Division of Aquaculture and Seafood Upgrading. Portuguese Institute for the Sea and Atmosphere, I.P. (IPMA), Rua Alfredo Magalhães Ramalho, 6, 1495-006 Lisboa, Portugal.
Sci Total Environ. 2017 May 15;586:551-558. doi: 10.1016/j.scitotenv.2017.02.016. Epub 2017 Feb 16.
The ecotoxicological effects of methylmercury (MeHg) exposure have been intensively described in literature. Yet, it is still unclear how marine biota will respond to the presence of MeHg under climate change, namely ocean warming. The present study aimed to investigate, for the first time, fish condition [Fulton's K index (K), hepatosomatic index (HIS) and brain-to-body mass ratio (BB-ratio)] and several stress-related responses in an ecologically and commercially important fish species (Dicentrachus labrax) exposed for 28days to dietary MeHg (8.0mg kg-1 dw) and temperature increase (+4°C). Results showed significant impairments on fish condition, i.e. up to 34% decrease on K, >100% increase on HIS and 44% decrease on BB-ratio, compared to control conditions. Significant changes on tissue biochemical responses were observed in fish exposed to both stressors, acting alone or combined, evidencing the relevance of assessing possible interactions between different environmental stressors in ecotoxicological studies. For instance, muscle showed to be the least affected tissue, only revealing significant alterations in GST activity of MeHg-enriched fish. On the other hand, liver exhibited a significant induction of GST (>100%) and CAT (up to 74%) in MeHg-enriched fish, regardless of temperature exposure, as well as decreased SOD activity (19%) and increased HSP70/HSC70 content (87%) in fish exposed to warming alone.
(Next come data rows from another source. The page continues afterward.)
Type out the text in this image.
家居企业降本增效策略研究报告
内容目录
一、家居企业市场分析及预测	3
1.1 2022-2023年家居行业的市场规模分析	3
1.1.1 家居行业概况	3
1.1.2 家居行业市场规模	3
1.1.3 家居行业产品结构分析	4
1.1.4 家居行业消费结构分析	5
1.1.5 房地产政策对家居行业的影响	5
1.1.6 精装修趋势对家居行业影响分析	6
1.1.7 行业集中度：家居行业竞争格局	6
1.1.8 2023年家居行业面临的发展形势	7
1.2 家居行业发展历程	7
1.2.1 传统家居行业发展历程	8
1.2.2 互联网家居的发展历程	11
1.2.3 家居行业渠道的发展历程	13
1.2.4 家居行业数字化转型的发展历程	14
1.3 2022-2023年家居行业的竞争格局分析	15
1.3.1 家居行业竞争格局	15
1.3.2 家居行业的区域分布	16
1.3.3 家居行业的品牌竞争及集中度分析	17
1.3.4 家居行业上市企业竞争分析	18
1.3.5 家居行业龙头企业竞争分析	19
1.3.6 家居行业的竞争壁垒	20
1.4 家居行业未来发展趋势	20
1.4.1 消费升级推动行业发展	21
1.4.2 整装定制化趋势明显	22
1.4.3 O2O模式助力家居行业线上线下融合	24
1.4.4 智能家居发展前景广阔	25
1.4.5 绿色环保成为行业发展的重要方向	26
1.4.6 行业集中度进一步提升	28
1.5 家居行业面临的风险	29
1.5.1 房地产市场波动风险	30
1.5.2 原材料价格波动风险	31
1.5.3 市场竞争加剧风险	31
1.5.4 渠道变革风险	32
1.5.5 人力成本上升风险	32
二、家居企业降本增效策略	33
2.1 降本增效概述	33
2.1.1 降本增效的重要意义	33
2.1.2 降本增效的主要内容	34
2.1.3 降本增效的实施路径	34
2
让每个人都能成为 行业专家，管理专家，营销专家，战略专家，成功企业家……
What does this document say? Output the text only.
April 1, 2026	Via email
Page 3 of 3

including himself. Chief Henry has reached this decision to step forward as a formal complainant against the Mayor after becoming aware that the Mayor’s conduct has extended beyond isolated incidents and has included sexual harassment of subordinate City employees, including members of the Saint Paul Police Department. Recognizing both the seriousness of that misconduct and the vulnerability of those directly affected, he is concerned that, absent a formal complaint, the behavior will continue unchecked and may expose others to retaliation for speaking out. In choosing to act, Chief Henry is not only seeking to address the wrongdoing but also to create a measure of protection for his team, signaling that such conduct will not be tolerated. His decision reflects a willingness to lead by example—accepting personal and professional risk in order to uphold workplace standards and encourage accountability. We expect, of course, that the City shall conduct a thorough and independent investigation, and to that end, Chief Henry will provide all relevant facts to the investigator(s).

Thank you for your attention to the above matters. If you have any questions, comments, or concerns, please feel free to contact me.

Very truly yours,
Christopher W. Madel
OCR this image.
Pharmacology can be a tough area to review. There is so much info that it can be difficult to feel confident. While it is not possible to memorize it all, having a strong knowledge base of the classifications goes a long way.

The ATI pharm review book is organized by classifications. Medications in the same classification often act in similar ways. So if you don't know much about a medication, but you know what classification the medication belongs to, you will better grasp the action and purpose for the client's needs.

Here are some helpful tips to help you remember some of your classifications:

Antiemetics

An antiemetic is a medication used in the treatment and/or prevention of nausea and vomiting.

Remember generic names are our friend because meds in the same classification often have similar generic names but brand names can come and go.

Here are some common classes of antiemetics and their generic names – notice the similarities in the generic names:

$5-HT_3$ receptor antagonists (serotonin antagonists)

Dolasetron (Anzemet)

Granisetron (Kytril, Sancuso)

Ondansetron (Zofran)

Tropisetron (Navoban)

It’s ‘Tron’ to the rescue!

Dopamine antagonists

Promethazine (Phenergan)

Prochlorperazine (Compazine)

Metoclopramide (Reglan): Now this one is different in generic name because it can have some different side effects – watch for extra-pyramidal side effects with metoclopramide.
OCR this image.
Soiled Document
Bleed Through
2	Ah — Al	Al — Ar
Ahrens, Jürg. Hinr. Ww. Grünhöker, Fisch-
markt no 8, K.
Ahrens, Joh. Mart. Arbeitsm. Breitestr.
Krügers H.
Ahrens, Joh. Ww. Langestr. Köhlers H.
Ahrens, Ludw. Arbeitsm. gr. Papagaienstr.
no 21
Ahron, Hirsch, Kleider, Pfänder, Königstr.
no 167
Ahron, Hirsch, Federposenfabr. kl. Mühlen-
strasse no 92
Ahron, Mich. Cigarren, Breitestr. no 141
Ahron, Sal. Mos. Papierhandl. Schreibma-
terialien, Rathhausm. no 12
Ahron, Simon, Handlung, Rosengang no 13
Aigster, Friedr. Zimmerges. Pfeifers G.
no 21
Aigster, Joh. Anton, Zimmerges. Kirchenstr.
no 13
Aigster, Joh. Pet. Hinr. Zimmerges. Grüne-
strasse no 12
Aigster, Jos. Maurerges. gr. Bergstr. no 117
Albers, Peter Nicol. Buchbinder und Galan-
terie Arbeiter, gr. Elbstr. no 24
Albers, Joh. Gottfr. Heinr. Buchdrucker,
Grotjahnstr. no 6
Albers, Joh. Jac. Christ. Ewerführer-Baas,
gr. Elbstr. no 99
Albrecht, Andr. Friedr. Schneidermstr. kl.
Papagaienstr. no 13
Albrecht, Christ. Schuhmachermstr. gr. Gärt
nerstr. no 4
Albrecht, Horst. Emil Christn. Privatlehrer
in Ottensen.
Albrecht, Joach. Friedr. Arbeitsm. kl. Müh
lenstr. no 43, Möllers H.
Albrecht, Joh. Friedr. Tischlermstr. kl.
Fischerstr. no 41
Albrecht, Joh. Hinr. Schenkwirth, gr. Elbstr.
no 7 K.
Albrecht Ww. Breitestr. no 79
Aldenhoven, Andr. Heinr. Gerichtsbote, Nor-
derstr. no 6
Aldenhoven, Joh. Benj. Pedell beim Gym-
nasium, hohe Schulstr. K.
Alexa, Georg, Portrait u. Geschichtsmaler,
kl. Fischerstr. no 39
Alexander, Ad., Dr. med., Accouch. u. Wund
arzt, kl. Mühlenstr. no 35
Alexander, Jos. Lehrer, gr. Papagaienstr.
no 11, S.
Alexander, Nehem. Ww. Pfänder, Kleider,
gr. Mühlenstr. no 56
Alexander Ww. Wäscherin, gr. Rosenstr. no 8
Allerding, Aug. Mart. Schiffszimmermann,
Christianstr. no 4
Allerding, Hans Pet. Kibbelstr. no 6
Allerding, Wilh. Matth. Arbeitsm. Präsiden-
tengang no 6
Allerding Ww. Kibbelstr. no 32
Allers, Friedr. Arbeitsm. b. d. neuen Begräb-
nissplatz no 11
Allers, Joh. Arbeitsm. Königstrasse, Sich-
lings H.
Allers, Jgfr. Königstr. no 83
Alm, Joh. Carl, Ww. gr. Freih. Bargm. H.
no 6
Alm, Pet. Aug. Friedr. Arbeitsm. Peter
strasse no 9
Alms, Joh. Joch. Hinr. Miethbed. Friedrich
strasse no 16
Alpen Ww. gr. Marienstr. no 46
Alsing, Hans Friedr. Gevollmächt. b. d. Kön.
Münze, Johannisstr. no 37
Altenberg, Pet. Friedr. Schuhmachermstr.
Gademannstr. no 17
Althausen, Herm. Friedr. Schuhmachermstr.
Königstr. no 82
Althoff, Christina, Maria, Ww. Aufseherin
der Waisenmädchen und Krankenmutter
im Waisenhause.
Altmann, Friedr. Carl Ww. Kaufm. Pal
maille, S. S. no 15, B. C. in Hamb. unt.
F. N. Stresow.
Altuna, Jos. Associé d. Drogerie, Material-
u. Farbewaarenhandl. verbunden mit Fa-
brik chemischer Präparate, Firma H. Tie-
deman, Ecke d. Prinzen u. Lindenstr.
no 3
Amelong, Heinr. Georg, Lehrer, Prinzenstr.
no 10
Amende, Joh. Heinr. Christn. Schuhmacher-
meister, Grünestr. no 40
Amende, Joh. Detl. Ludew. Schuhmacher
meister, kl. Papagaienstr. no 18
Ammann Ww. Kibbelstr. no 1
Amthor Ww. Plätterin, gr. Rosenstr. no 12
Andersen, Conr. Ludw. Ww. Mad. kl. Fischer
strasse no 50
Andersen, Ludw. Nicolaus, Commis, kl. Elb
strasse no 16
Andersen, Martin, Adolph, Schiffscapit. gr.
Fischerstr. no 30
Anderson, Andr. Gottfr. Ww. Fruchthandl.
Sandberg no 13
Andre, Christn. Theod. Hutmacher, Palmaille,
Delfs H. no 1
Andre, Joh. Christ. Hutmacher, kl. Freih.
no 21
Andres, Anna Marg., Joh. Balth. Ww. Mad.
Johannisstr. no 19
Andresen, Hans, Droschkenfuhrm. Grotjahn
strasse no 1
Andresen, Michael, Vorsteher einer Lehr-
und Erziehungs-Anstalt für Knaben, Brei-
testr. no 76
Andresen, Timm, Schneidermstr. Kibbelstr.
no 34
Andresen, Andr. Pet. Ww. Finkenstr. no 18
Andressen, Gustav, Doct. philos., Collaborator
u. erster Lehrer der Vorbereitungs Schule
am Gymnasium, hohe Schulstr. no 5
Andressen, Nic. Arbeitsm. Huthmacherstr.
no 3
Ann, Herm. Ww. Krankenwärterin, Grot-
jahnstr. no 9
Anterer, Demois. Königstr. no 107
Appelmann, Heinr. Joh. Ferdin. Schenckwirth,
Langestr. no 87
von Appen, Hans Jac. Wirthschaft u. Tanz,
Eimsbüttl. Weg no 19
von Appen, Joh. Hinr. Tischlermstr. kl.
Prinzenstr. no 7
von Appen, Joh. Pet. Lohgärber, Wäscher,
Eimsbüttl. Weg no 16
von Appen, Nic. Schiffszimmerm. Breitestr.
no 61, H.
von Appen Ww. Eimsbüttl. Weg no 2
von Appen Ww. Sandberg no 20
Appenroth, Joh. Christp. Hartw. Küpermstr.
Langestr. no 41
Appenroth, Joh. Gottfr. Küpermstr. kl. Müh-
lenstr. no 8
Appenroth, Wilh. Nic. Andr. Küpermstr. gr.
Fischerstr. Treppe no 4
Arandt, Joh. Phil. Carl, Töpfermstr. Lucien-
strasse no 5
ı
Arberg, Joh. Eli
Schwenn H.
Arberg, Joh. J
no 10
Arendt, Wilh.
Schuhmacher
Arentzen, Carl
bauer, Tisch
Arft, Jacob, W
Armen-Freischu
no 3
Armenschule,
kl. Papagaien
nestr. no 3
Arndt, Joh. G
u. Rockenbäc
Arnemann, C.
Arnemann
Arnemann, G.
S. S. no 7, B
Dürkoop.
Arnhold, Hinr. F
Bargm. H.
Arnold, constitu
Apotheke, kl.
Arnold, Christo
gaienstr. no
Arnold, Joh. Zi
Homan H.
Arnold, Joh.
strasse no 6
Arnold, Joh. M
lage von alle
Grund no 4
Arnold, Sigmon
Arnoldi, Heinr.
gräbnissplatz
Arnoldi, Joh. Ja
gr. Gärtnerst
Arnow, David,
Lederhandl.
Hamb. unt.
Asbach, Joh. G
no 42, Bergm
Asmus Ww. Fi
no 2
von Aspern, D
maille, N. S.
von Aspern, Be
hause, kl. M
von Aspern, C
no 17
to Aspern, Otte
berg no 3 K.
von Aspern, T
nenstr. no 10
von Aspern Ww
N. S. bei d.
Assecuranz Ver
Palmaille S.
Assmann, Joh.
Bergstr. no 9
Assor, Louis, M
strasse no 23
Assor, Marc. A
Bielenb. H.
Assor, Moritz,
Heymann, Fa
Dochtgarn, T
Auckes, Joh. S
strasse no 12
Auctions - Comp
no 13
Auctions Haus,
Brain showed to be affected by temperature (69% of GST inhibition and >100% of increased CAT activity), MeHg (>100% of increased CAT activity, 47% of SOD inhibition and 55% of AChE inhibition), as well as by the combination of both (GST, SOD and AChE inhibition, 17%, 48% and 53%, respectively). Hence, our data provides evidences that the toxicological aspects of MeHg ca be potentiated by warmer temperatures, thus, evidencing the need for further research combining contaminants exposure and climate change effects, to better forecast ecological impacts in the ocean of tomorrow.
甲基汞(MeHg)暴露的生态毒理学效应在文献中已有详细描述。然而,海洋生物在气候变化(即海洋变暖)下对 MeHg 的存在将如何做出反应仍不清楚。本研究首次旨在调查(即,鱼类状况[富尔顿的 K 指数(K)、肝体比(HIS)和脑体比(BB-比)]和几种与应激相关的反应),在暴露于饮食甲基汞(8.0mg kg-1 dw)和温度升高(+4°C)的 28 天后,在一种生态和商业上都很重要的鱼类(条纹鲈)中。结果表明,与对照条件相比,鱼类的状况有显著受损,K 下降高达 34%,HIS 增加超过 100%,BB-比下降 44%。单独或联合暴露于两种应激源的鱼类组织生化反应发生显著变化,这表明在生态毒理学研究中评估不同环境应激源之间可能相互作用的相关性非常重要。例如,肌肉是受影响最小的组织,仅在富含 MeHg 的鱼类中发现 GST 活性有显著改变。另一方面,肝脏在富含 MeHg 的鱼类中表现出 GST(增加超过 100%)和 CAT(高达 74%)的显著诱导,无论是否暴露于温度,以及 SOD 活性降低(19%)和 HSP70/HSC70 含量增加(87%),仅在单独暴露于升温的鱼类中。大脑受到温度(GST 抑制 69%,CAT 活性增加超过 100%)、MeHg(CAT 活性增加超过 100%,SOD 抑制 47%,AChE 抑制 55%)以及两者的组合(GST、SOD 和 AChE 抑制,分别为 17%、48%和 53%)的影响。因此,我们的数据提供了证据表明,MeHg 的毒理学方面可能会因变暖而加剧,从而表明需要进一步研究结合污染物暴露和气候变化影响,以更好地预测未来海洋的生态影响。